Self-promotion – a long-standing Berlin tradition

Self-promotion strategies look back on a long tradition in Berlin. As early as 1964 a group of sixteen painters founded the “self-help gallery” Großgörschen 35 in Berlin-Schöneberg. This producers’ gallery, organised by artists, housed exhibitions until 1968 and above all sought to present young art to the public. The involved artists took care of the rent and the organisation of the exhibitions, including press and PR, and was thereby able to save on further procurement costs.

Since the mid-2000s, a number of new producers’ galleries were founded in Berlin-Mitte; in the Brunnenstraße and its neighbourhood – areas once known for buildings occupied by squatter movements and illegal celler pubs. Young artists, who wished to establish themselves on the market opened their own galleries.
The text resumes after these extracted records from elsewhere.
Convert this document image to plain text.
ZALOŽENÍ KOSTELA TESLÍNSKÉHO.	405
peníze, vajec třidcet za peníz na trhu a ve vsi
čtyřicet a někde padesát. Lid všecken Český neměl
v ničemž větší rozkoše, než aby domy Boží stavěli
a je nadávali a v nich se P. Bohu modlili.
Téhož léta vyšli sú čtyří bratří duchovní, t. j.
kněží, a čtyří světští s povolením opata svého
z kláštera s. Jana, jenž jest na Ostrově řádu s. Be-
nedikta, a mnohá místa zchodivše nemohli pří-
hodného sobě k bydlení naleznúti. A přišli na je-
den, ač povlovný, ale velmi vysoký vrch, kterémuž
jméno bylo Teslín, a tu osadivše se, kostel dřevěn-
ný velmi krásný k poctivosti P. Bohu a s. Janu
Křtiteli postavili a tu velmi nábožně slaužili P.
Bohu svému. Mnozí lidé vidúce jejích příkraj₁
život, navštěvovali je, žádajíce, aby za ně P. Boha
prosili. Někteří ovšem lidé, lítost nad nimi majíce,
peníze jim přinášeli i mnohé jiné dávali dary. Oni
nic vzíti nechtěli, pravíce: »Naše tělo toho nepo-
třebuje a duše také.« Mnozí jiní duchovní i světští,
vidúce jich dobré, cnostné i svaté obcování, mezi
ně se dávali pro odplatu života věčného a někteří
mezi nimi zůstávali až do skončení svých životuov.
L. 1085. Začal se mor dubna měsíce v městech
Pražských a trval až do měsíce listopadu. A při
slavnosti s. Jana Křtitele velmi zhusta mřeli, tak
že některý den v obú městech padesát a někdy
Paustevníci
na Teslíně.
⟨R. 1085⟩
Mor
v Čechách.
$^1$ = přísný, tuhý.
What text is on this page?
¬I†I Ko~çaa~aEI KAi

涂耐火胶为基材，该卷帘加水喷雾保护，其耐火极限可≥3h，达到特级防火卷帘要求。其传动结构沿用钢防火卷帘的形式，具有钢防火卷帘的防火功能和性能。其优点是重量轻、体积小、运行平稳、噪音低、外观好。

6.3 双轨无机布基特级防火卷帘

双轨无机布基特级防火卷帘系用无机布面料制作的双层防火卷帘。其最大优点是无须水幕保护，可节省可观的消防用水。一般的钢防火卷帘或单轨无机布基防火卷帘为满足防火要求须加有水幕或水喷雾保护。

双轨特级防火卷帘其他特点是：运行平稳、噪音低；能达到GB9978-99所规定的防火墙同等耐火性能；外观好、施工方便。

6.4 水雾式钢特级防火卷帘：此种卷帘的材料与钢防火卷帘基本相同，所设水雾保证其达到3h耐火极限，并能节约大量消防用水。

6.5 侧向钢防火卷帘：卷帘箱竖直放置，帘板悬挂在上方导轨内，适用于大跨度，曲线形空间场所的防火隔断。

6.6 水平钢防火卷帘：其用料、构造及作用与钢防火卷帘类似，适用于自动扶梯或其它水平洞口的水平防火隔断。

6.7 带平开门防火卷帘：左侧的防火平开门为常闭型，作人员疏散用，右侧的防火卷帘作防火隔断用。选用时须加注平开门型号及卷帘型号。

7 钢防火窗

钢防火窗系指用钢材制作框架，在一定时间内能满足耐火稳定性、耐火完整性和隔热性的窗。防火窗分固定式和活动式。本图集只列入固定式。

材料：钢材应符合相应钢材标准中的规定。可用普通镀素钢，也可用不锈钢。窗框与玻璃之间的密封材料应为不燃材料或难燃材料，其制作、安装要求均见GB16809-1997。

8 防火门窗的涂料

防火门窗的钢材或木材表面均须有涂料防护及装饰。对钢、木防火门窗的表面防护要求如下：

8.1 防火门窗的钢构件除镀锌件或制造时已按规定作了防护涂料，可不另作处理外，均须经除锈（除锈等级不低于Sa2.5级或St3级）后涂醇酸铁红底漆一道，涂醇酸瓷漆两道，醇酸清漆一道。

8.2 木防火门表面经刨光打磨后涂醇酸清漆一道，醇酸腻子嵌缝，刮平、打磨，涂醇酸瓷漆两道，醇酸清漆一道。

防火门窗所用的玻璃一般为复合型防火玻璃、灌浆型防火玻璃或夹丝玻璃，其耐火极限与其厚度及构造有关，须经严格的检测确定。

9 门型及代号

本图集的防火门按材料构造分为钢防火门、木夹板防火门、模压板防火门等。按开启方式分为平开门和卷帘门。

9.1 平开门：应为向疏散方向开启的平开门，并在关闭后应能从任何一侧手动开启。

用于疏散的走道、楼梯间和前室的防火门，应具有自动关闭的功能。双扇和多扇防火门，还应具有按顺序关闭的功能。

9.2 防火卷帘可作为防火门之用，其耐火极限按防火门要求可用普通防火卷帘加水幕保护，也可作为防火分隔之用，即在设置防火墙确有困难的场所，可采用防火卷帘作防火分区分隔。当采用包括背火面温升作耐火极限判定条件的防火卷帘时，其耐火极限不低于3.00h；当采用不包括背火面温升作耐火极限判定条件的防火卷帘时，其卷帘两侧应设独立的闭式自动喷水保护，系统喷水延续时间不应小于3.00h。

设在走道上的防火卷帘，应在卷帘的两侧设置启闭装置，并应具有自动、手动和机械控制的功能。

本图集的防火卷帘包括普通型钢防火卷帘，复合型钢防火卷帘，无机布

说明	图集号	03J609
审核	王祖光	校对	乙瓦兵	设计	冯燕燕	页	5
Some of them were even able, in addition to the gallery rent, to pay for their own gallerists.

30 years JWD, group show, opening 2014
30 years JWD, group show, opening 2014 | Photo: Mario Margani

Interim use of vacant spaces

Interim use is a further form of self-promotion of cultural producers using temporarily vacant spaces. Generally, it is supported by government funds and managed by the city. Vacant commercial surfaces are activated, but also flats that are about to be renovated are made available to artists at a low cost. The artists frequently only pay the operating costs, while in the case of interim use agencies or district administrations take over the rent.

This model is very widespread in Berlin, not only in the city centre, but also in outlying districts. An example is the project space JWD, which “has arisen in Hohenschönhausen as an interim workshop space for exhibitions, course offerings and other projects. JWD stands for ‘janz weit draußen,’ Berlin dialect for ‘peripheral suburb’”, thus Mario Margani, one of the project space’s co-founders. The artists’ group made innovative use of the site with a variety of events from January 2014 until March 2015. Here, making money was not the primary focus, but rather experimentation with the space and offering an art venue for the neighbouring community. The space of the housing association HOWOGE was offered to students of the Berlin-Weißensee School of Art and Design through a announcement.

Pop-up as business model

Essentially, the concept of “pop-up” just means an interim use that can last one day or several months. What is new is the business model, which particularly aims at enabling commercial purposes. There are even online offers that function in a way similar to virtual marketplaces for booking and renting accommodations.

The pop-up concept is very widespread in other cities such as Hamburg. In 2015 the first pop-up festival, the “Lädenfestival popup,” was held in the district of Wilhelmsburg. Launched in 2013, the “Producers Art Fair P/ART,” is held each year at a different location. It facilitates direct contact between artists and collectors and frees the artists from both the institutional framework of a commercial gallery as well as dependency on its procurement channels.

From April 2013 until June 2016, the “Hamburg Kreativ Gesellschaft”, an agency for the promotion of the creative economy initiated and founded by the municipality, is making pop-up spaces available at very inexpensive rents. For the vacant commercial spaces, so called actors in the creative economy have to go through an application process. They can then use the spaces from one to four weeks for 25,00 Euros per week.

Back to Berlin. Here, spaces in need of renovation continue to be attractive as event venues. Damaged walls, protruding cables and pipes adorn the artworks of the pop-up gallery Shaping Clouds, which opened its first exhibition in Neukölln in March 2016. They can be seen for three months, then the space will finally be renovated. It will be interesting to see where this creative cloud will go next.